Troubleshooting DDL

Known problems and solutions for using distributed deep learning (DDL).

NVProf with Spectrum MPI

Problem

Currently CUDA 10.0+ nvprof suffers from a problem that may affect running with Spectrum MPI. When attempting to launch nvprof through SMPI, the environment LD_PRELOAD values gets set incorrectly, which causes the cuda hooks to fail on launch. Any application that replies on LD_PRELOAD could potentially see the same issue.

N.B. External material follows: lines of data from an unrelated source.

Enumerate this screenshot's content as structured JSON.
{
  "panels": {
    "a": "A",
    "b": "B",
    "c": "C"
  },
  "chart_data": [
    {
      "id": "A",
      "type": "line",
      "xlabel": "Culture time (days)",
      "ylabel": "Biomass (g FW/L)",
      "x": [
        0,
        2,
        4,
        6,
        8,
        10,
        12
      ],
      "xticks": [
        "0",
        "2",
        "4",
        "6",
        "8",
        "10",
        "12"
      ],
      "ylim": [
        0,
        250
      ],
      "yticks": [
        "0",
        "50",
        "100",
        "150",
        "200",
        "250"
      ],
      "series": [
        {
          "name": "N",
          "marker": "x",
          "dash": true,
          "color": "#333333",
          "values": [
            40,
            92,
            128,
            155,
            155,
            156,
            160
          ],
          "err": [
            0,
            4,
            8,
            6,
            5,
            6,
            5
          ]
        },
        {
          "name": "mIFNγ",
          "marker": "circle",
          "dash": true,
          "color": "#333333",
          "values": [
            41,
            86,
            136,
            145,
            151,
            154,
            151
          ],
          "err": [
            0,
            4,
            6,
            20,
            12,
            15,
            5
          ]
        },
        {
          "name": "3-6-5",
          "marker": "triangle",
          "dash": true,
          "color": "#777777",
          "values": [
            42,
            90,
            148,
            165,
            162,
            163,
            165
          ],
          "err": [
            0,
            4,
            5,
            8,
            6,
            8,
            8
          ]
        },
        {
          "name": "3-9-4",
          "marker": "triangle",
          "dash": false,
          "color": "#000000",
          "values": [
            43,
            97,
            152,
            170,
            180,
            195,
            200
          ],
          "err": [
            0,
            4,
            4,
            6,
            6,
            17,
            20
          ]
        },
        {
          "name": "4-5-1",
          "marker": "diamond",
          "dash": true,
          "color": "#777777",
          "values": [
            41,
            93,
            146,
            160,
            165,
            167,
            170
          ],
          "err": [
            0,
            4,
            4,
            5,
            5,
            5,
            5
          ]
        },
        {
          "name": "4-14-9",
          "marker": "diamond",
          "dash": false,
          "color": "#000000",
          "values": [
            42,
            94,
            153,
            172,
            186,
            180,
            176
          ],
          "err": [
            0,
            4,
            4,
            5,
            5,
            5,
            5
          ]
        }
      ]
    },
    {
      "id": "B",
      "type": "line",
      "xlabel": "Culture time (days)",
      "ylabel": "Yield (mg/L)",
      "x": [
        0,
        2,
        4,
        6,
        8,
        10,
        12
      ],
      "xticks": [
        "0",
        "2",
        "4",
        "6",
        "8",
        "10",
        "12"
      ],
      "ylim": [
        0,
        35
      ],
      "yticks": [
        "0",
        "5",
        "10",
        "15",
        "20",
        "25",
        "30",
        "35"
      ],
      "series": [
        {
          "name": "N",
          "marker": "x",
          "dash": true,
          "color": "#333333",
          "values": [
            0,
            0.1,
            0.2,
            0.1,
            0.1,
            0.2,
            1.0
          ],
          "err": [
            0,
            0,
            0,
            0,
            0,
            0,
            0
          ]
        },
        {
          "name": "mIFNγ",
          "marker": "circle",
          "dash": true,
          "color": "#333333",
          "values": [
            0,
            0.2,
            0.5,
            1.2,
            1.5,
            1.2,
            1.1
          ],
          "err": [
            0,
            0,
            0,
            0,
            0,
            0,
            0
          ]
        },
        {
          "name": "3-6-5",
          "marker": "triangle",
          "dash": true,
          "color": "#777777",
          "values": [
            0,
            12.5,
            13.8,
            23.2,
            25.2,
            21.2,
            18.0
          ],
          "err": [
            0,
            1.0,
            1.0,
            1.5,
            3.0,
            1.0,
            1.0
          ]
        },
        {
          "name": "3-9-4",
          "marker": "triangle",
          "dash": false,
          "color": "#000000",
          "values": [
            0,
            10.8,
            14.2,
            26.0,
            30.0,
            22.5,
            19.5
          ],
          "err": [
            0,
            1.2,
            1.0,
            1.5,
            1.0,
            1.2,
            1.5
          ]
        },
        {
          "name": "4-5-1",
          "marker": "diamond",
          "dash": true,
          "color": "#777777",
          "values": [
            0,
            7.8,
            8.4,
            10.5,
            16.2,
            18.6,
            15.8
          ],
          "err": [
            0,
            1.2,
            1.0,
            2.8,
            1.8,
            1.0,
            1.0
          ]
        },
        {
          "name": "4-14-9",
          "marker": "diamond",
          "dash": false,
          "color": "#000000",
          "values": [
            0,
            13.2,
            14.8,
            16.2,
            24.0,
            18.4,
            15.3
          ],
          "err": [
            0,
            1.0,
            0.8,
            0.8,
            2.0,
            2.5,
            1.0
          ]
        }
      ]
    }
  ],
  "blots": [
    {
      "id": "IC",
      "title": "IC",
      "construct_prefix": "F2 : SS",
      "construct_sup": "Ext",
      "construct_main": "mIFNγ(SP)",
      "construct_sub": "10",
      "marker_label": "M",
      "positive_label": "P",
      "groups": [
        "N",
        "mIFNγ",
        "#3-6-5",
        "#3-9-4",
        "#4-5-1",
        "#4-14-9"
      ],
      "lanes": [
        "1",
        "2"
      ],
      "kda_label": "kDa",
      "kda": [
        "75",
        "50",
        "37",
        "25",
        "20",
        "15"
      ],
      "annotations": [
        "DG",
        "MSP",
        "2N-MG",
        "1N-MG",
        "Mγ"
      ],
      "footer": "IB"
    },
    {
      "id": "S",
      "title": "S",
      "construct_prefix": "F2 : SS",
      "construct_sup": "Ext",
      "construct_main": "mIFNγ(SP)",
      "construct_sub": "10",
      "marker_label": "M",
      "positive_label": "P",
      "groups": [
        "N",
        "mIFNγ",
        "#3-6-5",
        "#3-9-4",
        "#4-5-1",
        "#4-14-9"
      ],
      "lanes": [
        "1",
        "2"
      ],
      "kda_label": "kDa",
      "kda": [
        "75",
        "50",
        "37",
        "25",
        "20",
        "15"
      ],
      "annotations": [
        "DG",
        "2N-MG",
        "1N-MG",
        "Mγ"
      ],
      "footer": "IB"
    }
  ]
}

ddlrun -H host1 nvprof python ~/tensorflow_examples/ddl-tensorflow/examples/mnist/mnist-env.py 
+ /mnt/pai/home/anaconda3/envs/py27/bin/mpirun -x PATH -x LD_LIBRARY_PATH -gpu --rankfile /tmp/DDLRUN/DDLRUN.kuCMN7IB7MV2/RANKFILE -x 'DDL_OPTIONS=-mode r:4x1x1x1 ' -n 4 -x 'DDL_HOST_PORT=2200' -x 'DDL_HOST_LIST=host1:0,1,2,3' bash -c 'source /mnt/pai/home/anaconda3/etc/profile.d/conda.sh && conda activate /mnt/pai/home/anaconda3/envs/py27 > /dev/null 2>&1 && nvprof python /mnt/pai/home/tensorflow_examples/ddl-tensorflow/examples/mnist/mnist-env.py'
DDL: Execution Mode=Graph.
DDL: DDL_GROUP_SIZE=10000000.
DDL: DDL_SYNC_METHOD=default.

FATAL ERROR: Couldn't load pami_cudahook
FATAL ERROR: Couldn't load pami_cudahook
FATAL ERROR: Couldn't load pami_cudahook
FATAL ERROR: Couldn't load pami_cudahook
[host1:54798] Error: common_pami.c:857 - ompi_common_pami_init() Unable to create PAMI client (rc=1)
[host1:54797] Error: common_pami.c:857 - ompi_common_pami_init() Unable to create PAMI client (rc=1)
--------------------------------------------------------------------------
No components were able to be opened in the pml framework.

This typically means that either no components of this type were
installed, or none of the installed components can be loaded.
Sometimes this means that shared libraries required by these
components are unable to be found/loaded.

  Host:      host1
  Framework: pml

Solution

There are two workarounds to prevent this.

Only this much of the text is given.